SECONDARY PREVENTION
For pts who have not already undergone coronary angiography and PCI, submaximal exercise testing should be performed prior to or soon after discharge. A positive test in certain subgroups (angina at a low workload, a large region of provocable ischemia, or provocable ischemia with a reduced LVEF) suggests need for cardiac catheterization to evaluate myocardium at risk of recurrent infarction. Beta blockers (e.g., metoprolol, 25–200 mg daily) should be prescribed routinely for at least 2 years following acute MI, unless contraindications present (asthma, CHF, bradycardia, “brittle” diabetes). Continue oral antiplatelet agents (e.g., aspirin 81–325 mg daily, clopidogrel 75 mg daily) to reduce incidence of reinfarction. If LVEF ≤40%, an ACE inhibitor (e.g., captopril 6.25 mg PO tid, advanced to target dose of 50 mg PO tid) or ARB (if ACE inhibitor is not tolerated) should be used indefinitely.
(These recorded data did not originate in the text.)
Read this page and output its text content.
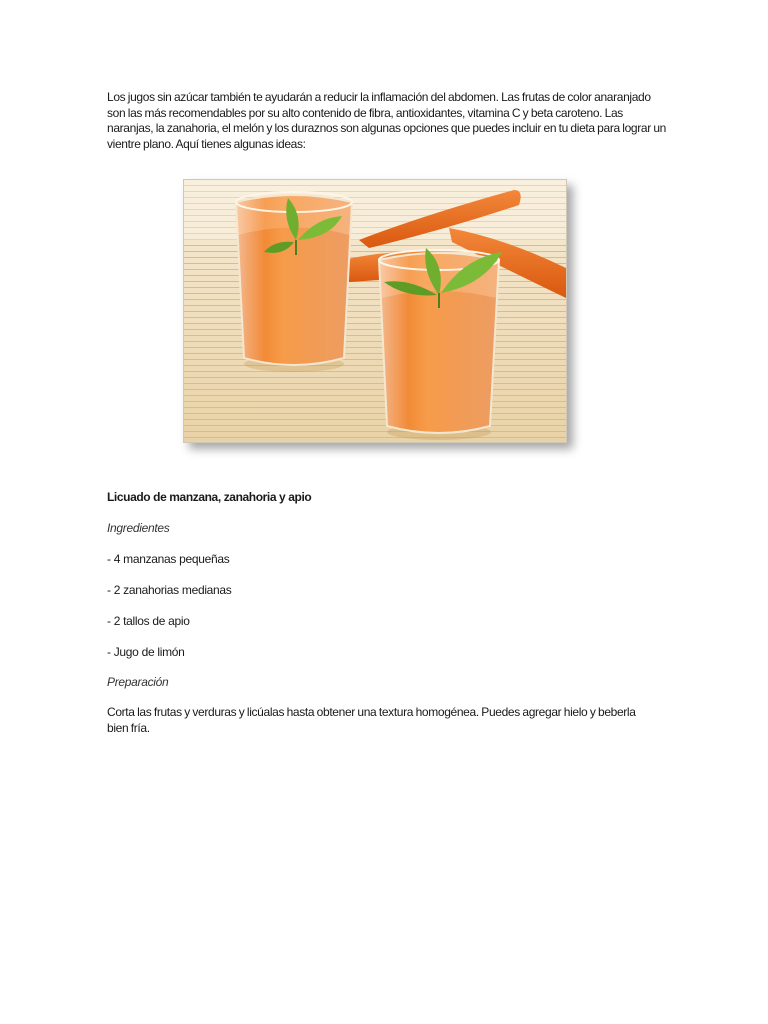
Los jugos sin azúcar también te ayudarán a reducir la inflamación del abdomen. Las frutas de color anaranjado son las más recomendables por su alto contenido de fibra, antioxidantes, vitamina C y beta caroteno. Las naranjas, la zanahoria, el melón y los duraznos son algunas opciones que puedes incluir en tu dieta para lograr un vientre plano. Aquí tienes algunas ideas:

Licuado de manzana, zanahoria y apio

Ingredientes

- 4 manzanas pequeñas

- 2 zanahorias medianas

- 2 tallos de apio

- Jugo de limón

Preparación

Corta las frutas y verduras y licúalas hasta obtener una textura homogénea. Puedes agregar hielo y beberla bien fría.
Consider addition of aldosterone antagonist (see “Heart Failure,” above).
Modification of cardiac risk factors must be encouraged: discontinue smoking; control hypertension, diabetes, and serum lipids (typically atorvastatin 80 mg daily in immediate post-MI period—see Chap. 189); and pursue graduated exercise.
For a more detailed discussion, see Antman EM, Loscalzo J: ST-Segment Elevation Myocardial Infarction, Chap. 245, p. 2021; and Hochman JS, Ingbar DH: Cardiogenic Shock and Pulmonary Edema, Chap. 272, p. 2232, in HPIM-18.